|Title||A critical evaluation of modeled solar irradiance over California for hydrologic and land surface modeling|
|Publication Type||Journal Article|
|Year of Publication||2017|
|Authors||Lapo K.E, Hinkelman L.M, Sumargo E., Hughes M, Lundquist J.D|
|Journal||Journal of Geophysical Research-Atmospheres|
|Type of Article||Article|
|Keywords||atmospheric rivers; central valley; cloud properties; Complex terrain; energy budget; Mountain meteorology; radiation budget; reference evapotranspiration; sierra-nevada; snow water equivalent; solar radiation; surface energy budget; united-states|
Studies of land surface processes in complex terrain often require estimates of meteorological variables, i.e., the incoming solar irradiance (Q(si)), to force land surface models. However, estimates of Q(si) are rarely evaluated within mountainous environments. We evaluated four methods of estimating Q(si): the CERES Synoptic Radiative Fluxes and Clouds (SYN) product, MTCLIM, a regional reanalysis product derived from a long-term Weather Research and Forecast simulation, and Mountain Microclimate Simulation Model (MTCLIM). These products are evaluated over the Central Valley and Sierra Nevada mountains in California, a region with meteorology strongly impacted by complex topography. We used a spatially dense network of Q(si) observations (n=70) to characterize the spatial characteristics of Q(si) uncertainty. Observation sites were grouped into five subregions, and Q(si) estimates were evaluated against observations in each subregion. Large monthly biases (up to 80 Wm(-2)) outside the observational uncertainty were found for all estimates in all subregions examined, typically reaching a maximum in the spring. We found that MTCLIM and SYN generally perform the best across all subregions.
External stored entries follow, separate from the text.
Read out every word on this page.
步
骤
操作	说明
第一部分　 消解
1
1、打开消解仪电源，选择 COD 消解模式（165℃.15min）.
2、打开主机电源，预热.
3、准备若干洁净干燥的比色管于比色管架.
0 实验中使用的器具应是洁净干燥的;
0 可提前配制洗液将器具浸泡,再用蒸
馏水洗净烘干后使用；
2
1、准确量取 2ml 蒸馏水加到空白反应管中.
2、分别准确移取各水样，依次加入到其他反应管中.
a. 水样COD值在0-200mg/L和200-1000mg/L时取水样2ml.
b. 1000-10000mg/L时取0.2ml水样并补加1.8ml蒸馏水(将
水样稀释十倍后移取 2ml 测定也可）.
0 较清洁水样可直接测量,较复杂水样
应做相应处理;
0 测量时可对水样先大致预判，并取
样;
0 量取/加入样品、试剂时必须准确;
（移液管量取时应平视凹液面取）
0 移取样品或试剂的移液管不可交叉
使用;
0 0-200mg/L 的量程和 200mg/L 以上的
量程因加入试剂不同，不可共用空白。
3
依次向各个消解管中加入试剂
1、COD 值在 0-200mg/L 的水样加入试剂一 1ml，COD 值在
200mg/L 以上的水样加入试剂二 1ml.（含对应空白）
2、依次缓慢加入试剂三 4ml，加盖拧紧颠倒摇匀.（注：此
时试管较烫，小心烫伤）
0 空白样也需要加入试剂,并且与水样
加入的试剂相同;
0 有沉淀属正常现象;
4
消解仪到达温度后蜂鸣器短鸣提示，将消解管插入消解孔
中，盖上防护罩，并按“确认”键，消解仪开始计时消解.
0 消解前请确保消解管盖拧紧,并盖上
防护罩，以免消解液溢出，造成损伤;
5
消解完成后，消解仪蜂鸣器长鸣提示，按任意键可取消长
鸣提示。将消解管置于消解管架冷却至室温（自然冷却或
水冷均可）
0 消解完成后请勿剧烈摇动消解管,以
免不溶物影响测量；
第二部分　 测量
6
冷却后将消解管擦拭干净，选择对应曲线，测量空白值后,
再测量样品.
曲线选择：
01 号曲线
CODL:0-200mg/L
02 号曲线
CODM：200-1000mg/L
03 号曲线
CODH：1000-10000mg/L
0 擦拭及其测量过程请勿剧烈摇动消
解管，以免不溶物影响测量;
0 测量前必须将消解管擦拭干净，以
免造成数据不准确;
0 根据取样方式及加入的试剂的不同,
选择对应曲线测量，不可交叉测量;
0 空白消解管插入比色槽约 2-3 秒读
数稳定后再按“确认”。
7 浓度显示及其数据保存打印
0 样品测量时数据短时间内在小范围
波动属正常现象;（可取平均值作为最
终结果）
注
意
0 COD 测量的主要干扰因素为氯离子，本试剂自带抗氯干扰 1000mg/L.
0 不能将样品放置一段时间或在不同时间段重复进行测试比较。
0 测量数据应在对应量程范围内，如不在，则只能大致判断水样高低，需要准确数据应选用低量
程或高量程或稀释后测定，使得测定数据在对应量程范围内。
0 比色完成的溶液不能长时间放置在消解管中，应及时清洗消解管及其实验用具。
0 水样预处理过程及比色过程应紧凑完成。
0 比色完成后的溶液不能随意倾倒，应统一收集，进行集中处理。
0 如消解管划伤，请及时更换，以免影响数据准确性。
Differences between Q(si) estimates were largest over the Sierra Nevada, with seasonal differences exceeding 50 Wm(-2). Disagreements in Q(si) were especially pronounced when averaging over high-elevation basins, with monthly differences up to 80 Wm(-2). Biases in estimated Q(si) predominantly occurred with darker than normal conditions associated with precipitation (a proxy for cloud cover), while the presence of aerosols and water vapor was unable to explain the biases. Users of Q(si) estimates in regions of complex topography, especially those estimating Q(si) to force land surface models, need to be aware of this source of uncertainty.